For a student looking to go into the medical field as a physician assistant, the first phase of their education in a PA program is the classroom phase, or didactic phase. Immediately following didactics is the clinical phase that consists of rotations in medical and surgical disciplines.
For many students, the thought of upcoming clinical rotations is both exciting and nerve-racking. While they are eager to gain hands-on experience, they can’t help but fear the unknown. The question looms for many students approaching a rotation for the first time: How do I prepare for my PA clinical rotations?
So, if you are looking ahead to upcoming PA clinical rotations, here are some things you can expect and some ways you can prepare . . .
Know Your Clinical Rotations
According to the American Academy of Physician Assistants (AAPA), the required disciplines for clinical rotations in most PA programs include: family medicine, internal medicine, general surgery, pediatrics, obstetrics and gynecology, emergency medicine, and psychiatry. By the time you graduate from an accredited physician assistant program, you will have completed over 2,000 hours of supervised clinical rotations.

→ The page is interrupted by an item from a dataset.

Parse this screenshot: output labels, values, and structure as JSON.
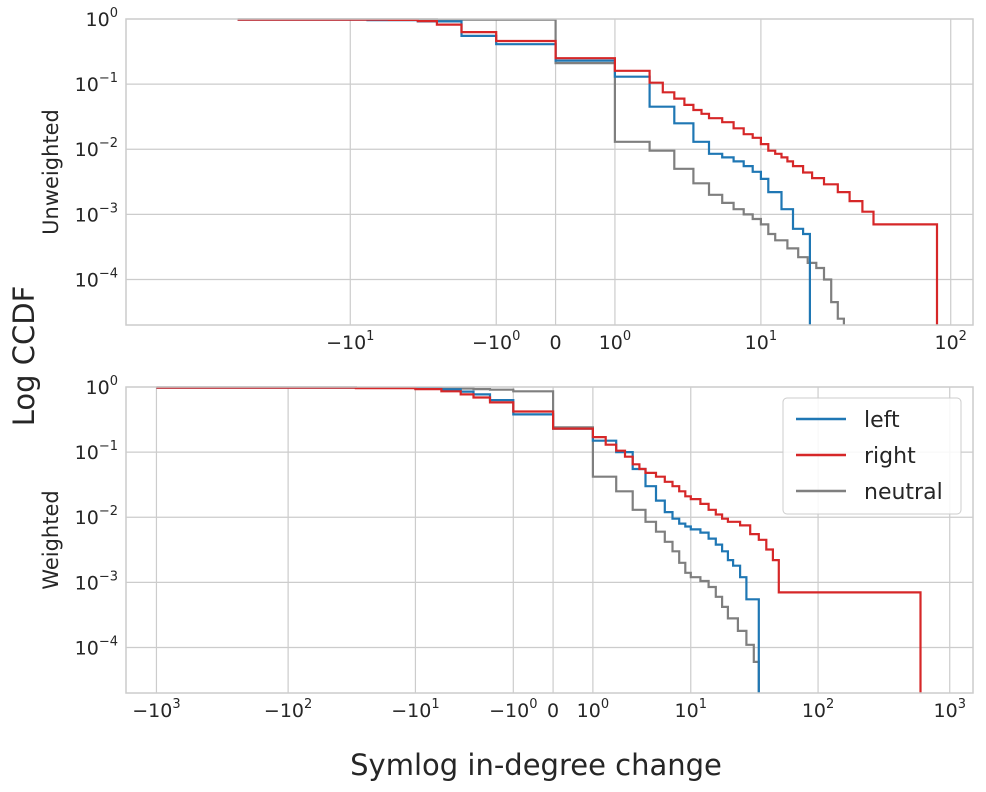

Additionally, the majority of PA programs leave room for you to choose one or more elective rotations in order to gain experience in a discipline that is of particular interest to you. PA programs differ in the elective rotations they offer, but some common options include: orthopedics, cardiology, dermatology, rheumatology, pulmonology, plastic surgery, and ambulatory medicine.
Choosing your elective rotation (or rotations) is a big decision and should be considered carefully.
Do Some Research in Advance
Doing your homework before you show up for day one of your rotation can be helpful. Study up on the knowledge required for your specific rotation and learn everything you can about your preceptor. This research will give you more confidence and may offer an opportunity to identify common ground with your preceptor when the opportunity arises.
Reach Out to Your Preceptor
Before your first day of a clinical rotation, it is a good idea to contact your preceptor to:
- Introduce yourself
- Express your enthusiasm about the upcoming rotation
- Ask when and where to arrive (if that information has not been given to you)
- Ask any pre-rotation questions you have
- Thank them for their time and the upcoming opportunity
Note: Your preceptor is likely very busy, so make sure to keep this communication brief, appreciative, and to the point.
Talk to People Who Have Been There
Perhaps the best way to prepare for a physician assistant clinical rotation is to talk to someone who has had the same rotation or preceptor. First-hand experience is invaluable and can make your experience more beneficial and a little easier.
Getting the inside scoop from someone who has been where you are going will inform you as to:
- How (or when) your preceptor likes to field questions
- The way your preceptor likes to receive patient presentations
- The most difficult parts of the rotation
- Mistakes others have made that you can avoid
- The personality, quirks, and teaching style of the preceptor
Do the Little Things
Wash and press your white coat? Check!
Drive the route to your rotation in advance so you know the traffic patterns? Check!
Pack snacks? Check!
Wear comfortable shoes? Check!
Pack a lunch in case there isn’t time to break for lunch? Check!
Doing the little things in advance diminishes stress, demonstrates preparation . . . and keeps your stomach from growling mid-presentation.
You Never Get a Second Chance To Make a First Impression
There is much you can’t control about your PA clinical rotations; however, the way you present yourself on your first day (and every day of your rotation) is absolutely within your control.
Be sure to show up a few minutes early. Introduce yourself with confidence. Shake hands firmly, and look your preceptor in the eye. Speak clearly and with a positive tone. Listen attentively. Take copious notes. Demonstrate empathy with patients
Clinical rotations for physician assistants is an exciting time to put what you learned during didactics into practice and, more importantly, a chance to learn so much more in a real-world setting. If you’ll do what you can do in advance to prepare for this all-important learning opportunity, your rotation is sure to be a fun, challenging, and rewarding experience.